A reader sent us the above screenshot yesterday evening, prior to the state putting a temporary halt on marriage licenses following late-Friday’s big news:
I got a call last night from my mom after the judge in Michigan struck down the state’s constitutional ban on gay marriage. My brother’s in-laws, who had been “married” for about 25 years (same last name and everything), were finally getting the chance to remove the scare quotes. Their friends were so ready; it’s like we had all just been waiting for someone to give the nod. They went to the clerk’s office in Ypsilanti early this morning and had a home ceremony shortly thereafter, with every local friend happily tagging along and cheering.
I’m not local anymore, but my dad called me just prior to the ceremony and, all the way from NYC, I got to witness them being united in the religious tradition of their choosing. Sorry for the poor picture, but believe me, it was awesome. A beautiful couple with a beautiful modern love.
Nick Rynerson praises one of my favorite bands, the Drive-By Truckers, for the way they “write songs about real people having bad days — or bad lives.” He thinks Christians could learn from their honesty:
Life is hard — for everybody. Well, maybe not everybody, but more people than you think. Pastors, accountants, students, baristas, and cashiers are all trying to keep their head above water, just like you. And Christianity is not a quick fix emotional high that takes away all of our sin, problems and struggles. And in the fight of faith, sometimes we just need to be reminded that what we are going through is normal.

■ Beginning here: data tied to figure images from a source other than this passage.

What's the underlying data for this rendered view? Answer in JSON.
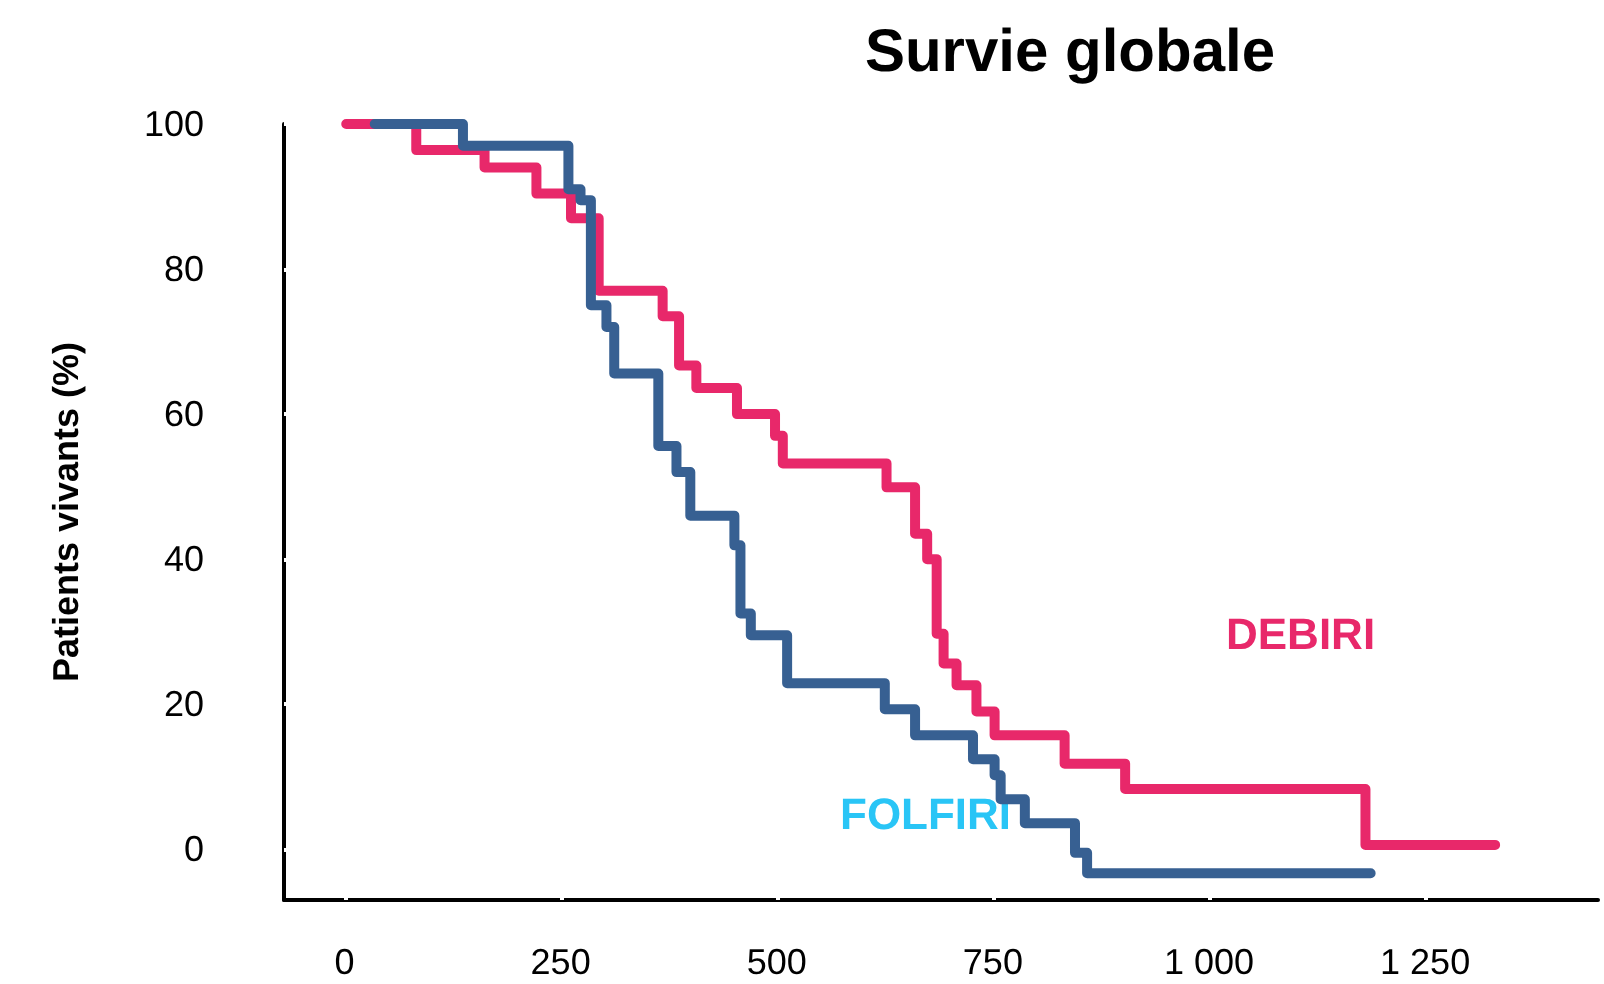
{
  "chart_data": {
    "type": "step",
    "title": "Survie globale",
    "ylabel": "Patients vivants (%)",
    "xlim": [
      -70,
      1450
    ],
    "ylim": [
      -7,
      100
    ],
    "xticks": [
      0,
      250,
      500,
      750,
      {
        "value": 1000,
        "label": "1 000"
      },
      {
        "value": 1250,
        "label": "1 250"
      }
    ],
    "yticks": [
      0,
      20,
      40,
      60,
      80,
      100
    ],
    "grid": false,
    "legend": false,
    "marker": "none",
    "line_style": "solid",
    "series": [
      {
        "name": "DEBIRI",
        "color": "#e8286a",
        "x": [
          2,
          83,
          162,
          222,
          262,
          294,
          368,
          387,
          407,
          454,
          498,
          507,
          627,
          660,
          674,
          685,
          693,
          708,
          731,
          752,
          833,
          903,
          1181,
          1331
        ],
        "values": [
          100,
          96.4,
          94,
          90.4,
          87,
          77,
          73.5,
          66.7,
          63.6,
          60,
          57,
          53.2,
          49.9,
          43.5,
          40,
          29.7,
          25.6,
          22.6,
          19,
          15.7,
          11.8,
          8.3,
          0.6,
          0.6
        ]
      },
      {
        "name": "FOLFIRI",
        "color": "#376092",
        "x": [
          35,
          137,
          259,
          273,
          285,
          303,
          312,
          363,
          384,
          400,
          451,
          458,
          470,
          512,
          625,
          660,
          727,
          752,
          759,
          787,
          845,
          859,
          1187
        ],
        "values": [
          100,
          97,
          91,
          89.5,
          75,
          72,
          65.6,
          55.6,
          52,
          46,
          41.9,
          32.5,
          29.5,
          22.9,
          19.3,
          15.7,
          12.4,
          10.2,
          6.9,
          3.6,
          -0.5,
          -3.3,
          -3.3
        ]
      }
    ]
  }
}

Christians aren’t immune from hard marriages, toxic jobs, and alcohol problems. Instead of judging our brothers and sisters or at least pretending that we aren’t as bad off as everybody else, we can empathize. The Truckers write and live in the world we know so well, but are afraid to tell anybody about.

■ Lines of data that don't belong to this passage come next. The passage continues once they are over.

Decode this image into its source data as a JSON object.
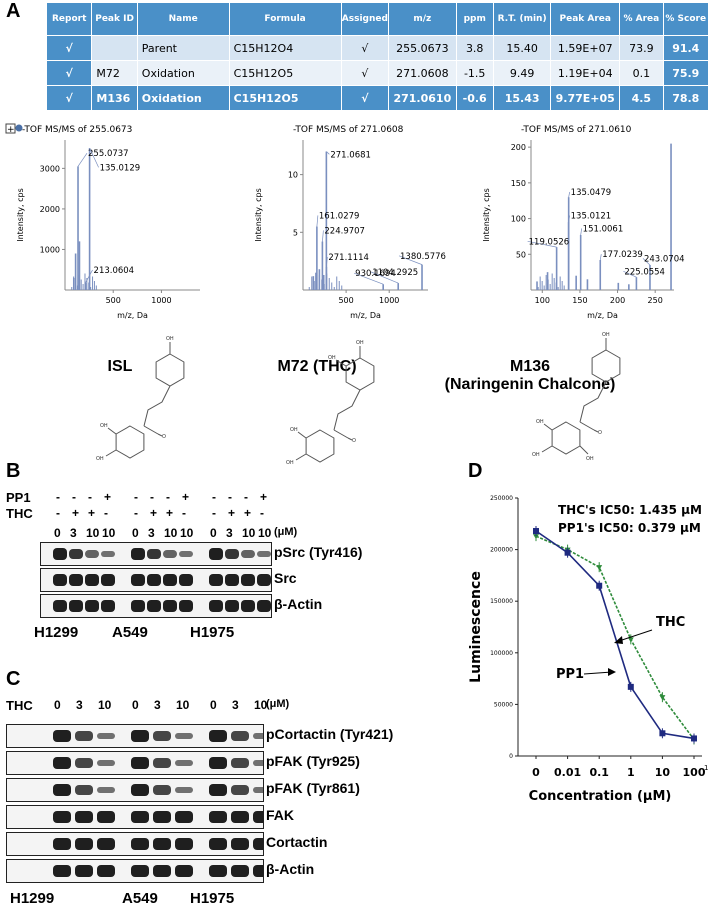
{
  "panels": {
    "a": "A",
    "b": "B",
    "c": "C",
    "d": "D"
  },
  "table": {
    "headers": [
      "Report",
      "Peak ID",
      "Name",
      "Formula",
      "Assigned",
      "m/z",
      "ppm",
      "R.T. (min)",
      "Peak Area",
      "% Area",
      "% Score"
    ],
    "rows": [
      [
        "√",
        "",
        "Parent",
        "C15H12O4",
        "√",
        "255.0673",
        "3.8",
        "15.40",
        "1.59E+07",
        "73.9",
        "91.4"
      ],
      [
        "√",
        "M72",
        "Oxidation",
        "C15H12O5",
        "√",
        "271.0608",
        "-1.5",
        "9.49",
        "1.19E+04",
        "0.1",
        "75.9"
      ],
      [
        "√",
        "M136",
        "Oxidation",
        "C15H12O5",
        "√",
        "271.0610",
        "-0.6",
        "15.43",
        "9.77E+05",
        "4.5",
        "78.8"
      ]
    ]
  },
  "spectra": [
    {
      "title": "-TOF MS/MS of 255.0673",
      "legend_prefix": "+",
      "ylabel": "Intensity, cps",
      "xlabel": "m/z, Da",
      "yticks": [
        "1000",
        "2000",
        "3000"
      ],
      "xticks": [
        "500",
        "1000"
      ],
      "peaks": [
        [
          135.0129,
          3050
        ],
        [
          255.0737,
          3500
        ],
        [
          213.0604,
          180
        ],
        [
          110,
          900
        ],
        [
          150,
          1200
        ],
        [
          91,
          300
        ]
      ],
      "labels": [
        "255.0737",
        "135.0129",
        "213.0604"
      ],
      "xlim": [
        0,
        1400
      ],
      "ylim": [
        0,
        3700
      ]
    },
    {
      "title": "-TOF MS/MS of 271.0608",
      "ylabel": "Intensity, cps",
      "xlabel": "m/z, Da",
      "yticks": [
        "5",
        "10"
      ],
      "xticks": [
        "500",
        "1000"
      ],
      "peaks": [
        [
          271.0681,
          12
        ],
        [
          161.0279,
          5.5
        ],
        [
          224.9707,
          4.2
        ],
        [
          271.1114,
          2
        ],
        [
          930.1694,
          0.5
        ],
        [
          1104.2925,
          0.6
        ],
        [
          1380.5776,
          2.2
        ],
        [
          150,
          1.5
        ],
        [
          190,
          1.8
        ],
        [
          120,
          1.2
        ],
        [
          240,
          1.3
        ]
      ],
      "labels": [
        "271.0681",
        "161.0279",
        "224.9707",
        "271.1114",
        "930.1694",
        "1104.2925",
        "1380.5776"
      ],
      "xlim": [
        0,
        1450
      ],
      "ylim": [
        0,
        13
      ]
    },
    {
      "title": "-TOF MS/MS of 271.0610",
      "ylabel": "Intensity, cps",
      "xlabel": "m/z, Da",
      "yticks": [
        "50",
        "100",
        "150",
        "200"
      ],
      "xticks": [
        "100",
        "150",
        "200",
        "250"
      ],
      "peaks": [
        [
          135.0479,
          130
        ],
        [
          135.0121,
          95
        ],
        [
          151.0061,
          77
        ],
        [
          119.0526,
          60
        ],
        [
          177.0239,
          42
        ],
        [
          225.0554,
          18
        ],
        [
          243.0704,
          35
        ],
        [
          271.061,
          205
        ],
        [
          107,
          25
        ],
        [
          93,
          12
        ],
        [
          145,
          20
        ],
        [
          160,
          15
        ],
        [
          201,
          10
        ],
        [
          215,
          8
        ]
      ],
      "labels": [
        "135.0479",
        "135.0121",
        "151.0061",
        "119.0526",
        "177.0239",
        "225.0554",
        "243.0704"
      ],
      "xlim": [
        85,
        275
      ],
      "ylim": [
        0,
        210
      ]
    }
  ],
  "structures": [
    "ISL",
    "M72 (THC)",
    "M136\n(Naringenin Chalcone)"
  ],
  "blotB": {
    "rows": [
      {
        "label": "PP1",
        "values": [
          "-",
          "-",
          "-",
          "+",
          "-",
          "-",
          "-",
          "+",
          "-",
          "-",
          "-",
          "+"
        ]
      },
      {
        "label": "THC",
        "values": [
          "-",
          "+",
          "+",
          "-",
          "-",
          "+",
          "+",
          "-",
          "-",
          "+",
          "+",
          "-"
        ]
      }
    ],
    "conc": [
      "0",
      "3",
      "10",
      "10",
      "0",
      "3",
      "10",
      "10",
      "0",
      "3",
      "10",
      "10"
    ],
    "unit": "(μM)",
    "antibodies": [
      "pSrc (Tyr416)",
      "Src",
      "β-Actin"
    ],
    "cells": [
      "H1299",
      "A549",
      "H1975"
    ]
  },
  "blotC": {
    "treat": "THC",
    "conc": [
      "0",
      "3",
      "10",
      "0",
      "3",
      "10",
      "0",
      "3",
      "10"
    ],
    "unit": "(μM)",
    "antibodies": [
      "pCortactin (Tyr421)",
      "pFAK (Tyr925)",
      "pFAK (Tyr861)",
      "FAK",
      "Cortactin",
      "β-Actin"
    ],
    "cells": [
      "H1299",
      "A549",
      "H1975"
    ]
  },
  "chart_data": {
    "type": "line",
    "x": [
      "0",
      "0.01",
      "0.1",
      "1",
      "10",
      "100"
    ],
    "ylabel": "Luminescence",
    "xlabel": "Concentration (μM)",
    "ylim": [
      0,
      250000
    ],
    "yticks": [
      "0",
      "50000",
      "100000",
      "150000",
      "200000",
      "250000"
    ],
    "annotations": [
      "THC's IC50:  1.435 μM",
      "PP1's IC50:  0.379 μM"
    ],
    "series": [
      {
        "name": "THC",
        "color": "#2e8b3a",
        "values": [
          213000,
          200000,
          183000,
          113000,
          57000,
          16000
        ]
      },
      {
        "name": "PP1",
        "color": "#1f2a80",
        "values": [
          218000,
          197000,
          165000,
          67000,
          22000,
          17000
        ]
      }
    ],
    "x_end_mark": "1"
  }
}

Jesus isn’t typically in the business of saving people who have it all together; in fact, it’s usually the misfits, failures and screw-ups who best understand grace. Following Drive-By Truckers, we can learn from people who are hurting. And we can admit that we rank among their numbers. In sharing the garbage of our lives, we can do more good than if we pretend to have all the answers.

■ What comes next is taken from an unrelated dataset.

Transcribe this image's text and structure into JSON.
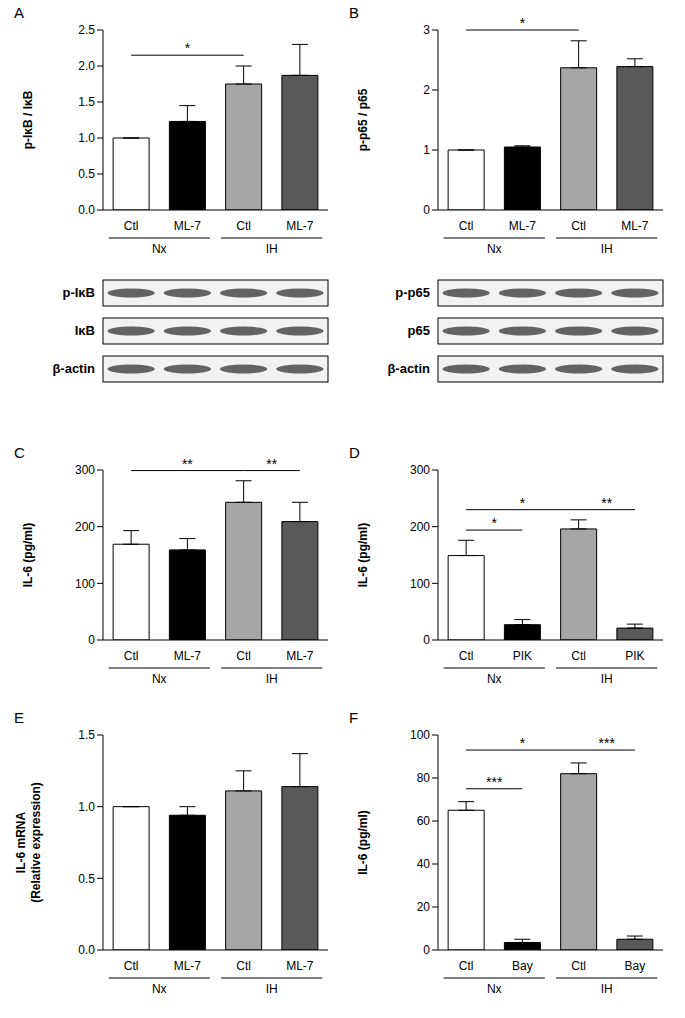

Reviewing the Truckers’ just-released album English Oceans, David McClister highlights “Primer Coat,” a song about “a factory foreman, a Southerner, sitting by his pool and thinking about his twentysomething daughter leaving home,” that exemplifies the kind of writing described above:
This is an unusual subject for a rock ‘n’ roll band, which is more likely to focus on freewheeling characters in the no-man’s land between school and marriage/career. But the Truckers have always specialized in characters with jobs, spouses, little glamour and lots of debt.
This song is sung by the foreman’s son, who knows more than he’d like about painting houses. His mother may be as plain as a primer coat, he realizes, but there’s a clarity and necessity in that undercoat of paint that shouldn’t be underestimated. In four minutes, [guitarist Mike] Cooley lets us know all four members of that family, while his Keith Richards-like, just-ahead-of-the-beat guitar riff and Morgan’s Charlie Watts-like, just-behind-the-beat drumming supply all the tension the story needs.
“I had this image of this guy, middle-aged and working class, sitting by his swimming pool,” Cooley explains. “I didn’t know what he was thinking about, but I liked that image. I thought he might be thinking about politics and how working class families can’t afford pools like they used to. But that wasn’t it; he was thinking about his daughter. The mother of the family’s almost always stronger, especially when it comes to things that kick you in the gut. She’ll do what she has to do; she won’t be moping by the pool.”